Saturday, September 8, 2012

Fundamental Principles of the Guides


Fundamental Principles of the Guides

1. Concepts and philosophy in this chapter are the fundamental rules of the Guides; they shall preempt anything in subsequent chapters that conflicts with or compromises these principles.

2. No impairment may exceed 100% whole person impairment. No impairment arising from a member or organ of the body may exceed the amputation value of that member.

3. All regional impairments in the same organ or body system shall be combined as prescribed by the rule, at the same level first and further combined with the other regional impairments at the whole person level.

4. Impairments must be rated in accordance with the chapter relevant to the organ or system where the injury primarily arose or where the greatest dysfunction consistent with objectively documented pathology remains.

5. Only permanent impairment may be rated according to the Guides, and only after Maximum Medical Improvement (MMI) status is certified.

6. A licensed physician must perform impairment evaluations. Chiropractic doctors, if authorized by the appropriate jurisdictional authority to perform rating under the Guides, should restrict rating to the spine.

7. A valid impairment evaluation report based on the Guides must contain the 3-step approach

8. The evaluating physician must use knowledge, skill, and ability generally accepted by the medical scientific community when evaluating an individual, to arrive at the correct impairment rating according to the Guides.

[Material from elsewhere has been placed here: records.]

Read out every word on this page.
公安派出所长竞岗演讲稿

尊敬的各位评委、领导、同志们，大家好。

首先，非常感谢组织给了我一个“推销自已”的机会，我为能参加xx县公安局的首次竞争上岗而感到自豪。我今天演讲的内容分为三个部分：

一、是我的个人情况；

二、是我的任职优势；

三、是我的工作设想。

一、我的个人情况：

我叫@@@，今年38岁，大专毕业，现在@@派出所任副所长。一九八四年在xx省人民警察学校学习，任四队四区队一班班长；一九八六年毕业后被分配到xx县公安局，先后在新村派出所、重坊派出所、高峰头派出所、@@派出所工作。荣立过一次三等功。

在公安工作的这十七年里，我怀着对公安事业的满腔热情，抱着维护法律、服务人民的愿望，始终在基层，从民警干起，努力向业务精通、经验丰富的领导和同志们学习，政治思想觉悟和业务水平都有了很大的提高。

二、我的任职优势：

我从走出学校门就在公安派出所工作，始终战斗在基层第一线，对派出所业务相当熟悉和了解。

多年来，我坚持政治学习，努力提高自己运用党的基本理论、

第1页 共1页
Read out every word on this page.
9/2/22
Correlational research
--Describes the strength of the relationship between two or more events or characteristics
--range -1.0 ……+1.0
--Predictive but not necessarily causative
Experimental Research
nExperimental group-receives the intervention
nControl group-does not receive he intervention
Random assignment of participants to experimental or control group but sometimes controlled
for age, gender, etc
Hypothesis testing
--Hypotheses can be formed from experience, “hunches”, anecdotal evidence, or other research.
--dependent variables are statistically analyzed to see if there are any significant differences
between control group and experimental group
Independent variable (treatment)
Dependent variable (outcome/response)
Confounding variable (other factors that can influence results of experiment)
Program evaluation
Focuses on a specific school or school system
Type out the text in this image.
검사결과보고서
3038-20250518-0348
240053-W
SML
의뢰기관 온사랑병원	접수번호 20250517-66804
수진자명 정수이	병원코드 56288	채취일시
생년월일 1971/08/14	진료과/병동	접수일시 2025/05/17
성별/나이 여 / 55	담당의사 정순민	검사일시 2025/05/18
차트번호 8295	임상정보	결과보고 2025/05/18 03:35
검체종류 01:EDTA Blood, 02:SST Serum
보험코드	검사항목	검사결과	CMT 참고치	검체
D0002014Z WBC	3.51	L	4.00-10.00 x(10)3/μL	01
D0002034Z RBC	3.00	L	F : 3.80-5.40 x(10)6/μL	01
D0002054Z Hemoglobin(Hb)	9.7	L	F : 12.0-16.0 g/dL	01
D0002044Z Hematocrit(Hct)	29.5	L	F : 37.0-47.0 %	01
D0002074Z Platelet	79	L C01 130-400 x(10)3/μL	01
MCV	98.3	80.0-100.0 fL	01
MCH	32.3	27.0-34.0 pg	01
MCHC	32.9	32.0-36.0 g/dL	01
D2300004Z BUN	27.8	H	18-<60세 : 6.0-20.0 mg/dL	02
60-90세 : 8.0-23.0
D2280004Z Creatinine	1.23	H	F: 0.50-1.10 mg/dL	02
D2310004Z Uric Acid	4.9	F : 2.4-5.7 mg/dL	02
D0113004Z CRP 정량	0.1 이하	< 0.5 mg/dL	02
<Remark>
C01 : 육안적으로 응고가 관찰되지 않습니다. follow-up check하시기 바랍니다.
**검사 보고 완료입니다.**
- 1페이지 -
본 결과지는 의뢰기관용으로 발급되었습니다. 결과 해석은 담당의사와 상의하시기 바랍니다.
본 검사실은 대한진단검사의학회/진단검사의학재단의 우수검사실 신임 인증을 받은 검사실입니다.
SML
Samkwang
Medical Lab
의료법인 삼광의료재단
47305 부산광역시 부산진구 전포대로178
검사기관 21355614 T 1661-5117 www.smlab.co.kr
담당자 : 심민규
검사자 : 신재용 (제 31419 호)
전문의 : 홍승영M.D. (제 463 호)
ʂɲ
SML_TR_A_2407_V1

9. The Guides is based on objective criteria. The physician must use all clinical knowledge, skill, and abilities in determining whether the measurements, test results, or written historical information are consistent and concordant with the pathology being evaluated. If such findings, or an impairment estimate based on these findings, conflict with established medical principles, they cannot be used to justify an impairment rating.

10. Range of motion and strength measurement techniques should be assessed carefully in the presence of apparent self-inhibition secondary to pain or fear.

11. The Guides does not permit the rating of future impairment.

12. If the Guides provides more than one method to rate a particular impairment or condition, the method producing the higher rating must be used.

13. Subjective complaints alone are generally not ratable under the Guides.

14. Round all fractional impairment ratings, whether intermediate or final, to the nearest whole number.